Meslek Liseleri Patronlara Emanet
Ankara’dan bir işçi
Geçtiğimiz Mayıs ayında Gaziantep Valisi tarafından şehrin sanayisinin kalifiye personel ihtiyacını gidermek için önerilen “meslek liselerinin özel sektöre devri” konulu teklif, Milli Eğitim Bakanlığı, Bilim Sanayi ve Teknoloji Bakanlığı tarafından kabul edildi. Gaziantep pilot il seçildi. Sanayi odaları meslek liselerinde eğitime dâhil olma ile ilgili çalışmalar yürütmeye başladı. [1]

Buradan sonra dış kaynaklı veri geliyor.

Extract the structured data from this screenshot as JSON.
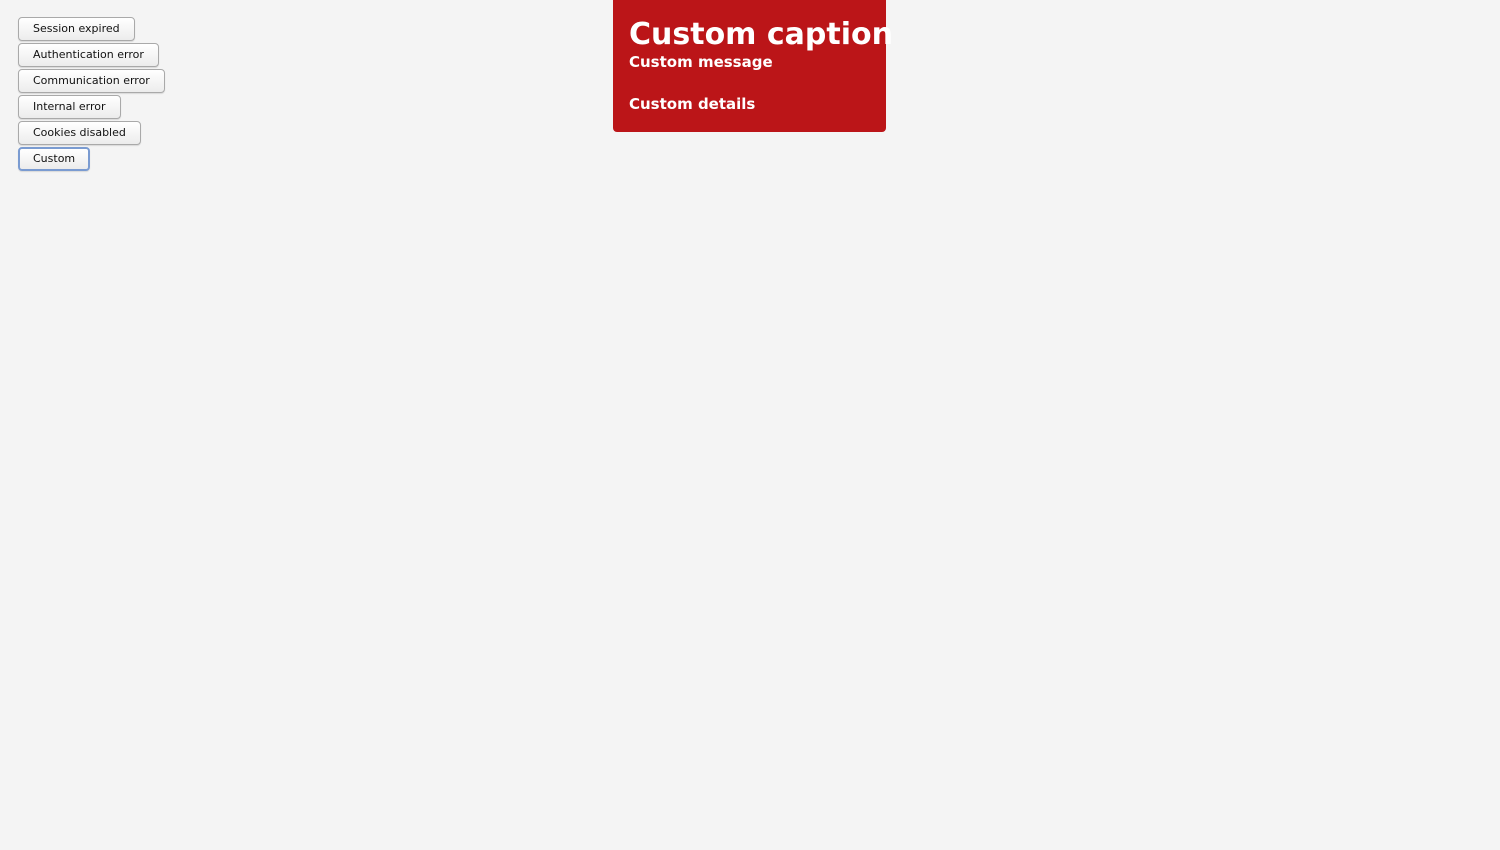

Temmuz ayında da “İkili Mesleki Eğitim Programları Yönergesi”nin son hali belli oldu. Bu yönergeye göre 20 yaşın altındaki ortaokulu bitirmiş gençler programa kayıt yaptırabilecek. Programa kayıt olanlar eğitim almak istedikleri meslek alanında bir işletmeyle “mesleki eğitim sözleşmesi” imzalayacaklar. Meslek liselerinde yapılan eğitim, işletme sahiplerinin istekleri doğrultusunda düzenlenecek. Okul tüm yıl öğretime açık olacak. Ders saatlerine işletmenin isteği dikkate alınarak okul müdürlüğünce karar verilecek. Yani o işletmede “eğitim alan” öğrencinin hangi gün ve saatlerde öğrenim göreceğini büyük oranda işletmenin ihtiyaçları belirleyecek. Üretimde ne zaman ihtiyacı varsa öğrenci o zaman çağırılacak. Eğer işletme isterse, teorik dersler de atölyede işlenebilecek. Programa kayıtlı öğrenciler dönem sonlarında sınava girecek. Sınavı değerlendirecek olan komisyon meslek odaları ve sanayi birliklerinin oluşturduğu bir komisyon olacak. Sınavda başarılı görülen öğrenciye mesleki sertifika verilecek. [2]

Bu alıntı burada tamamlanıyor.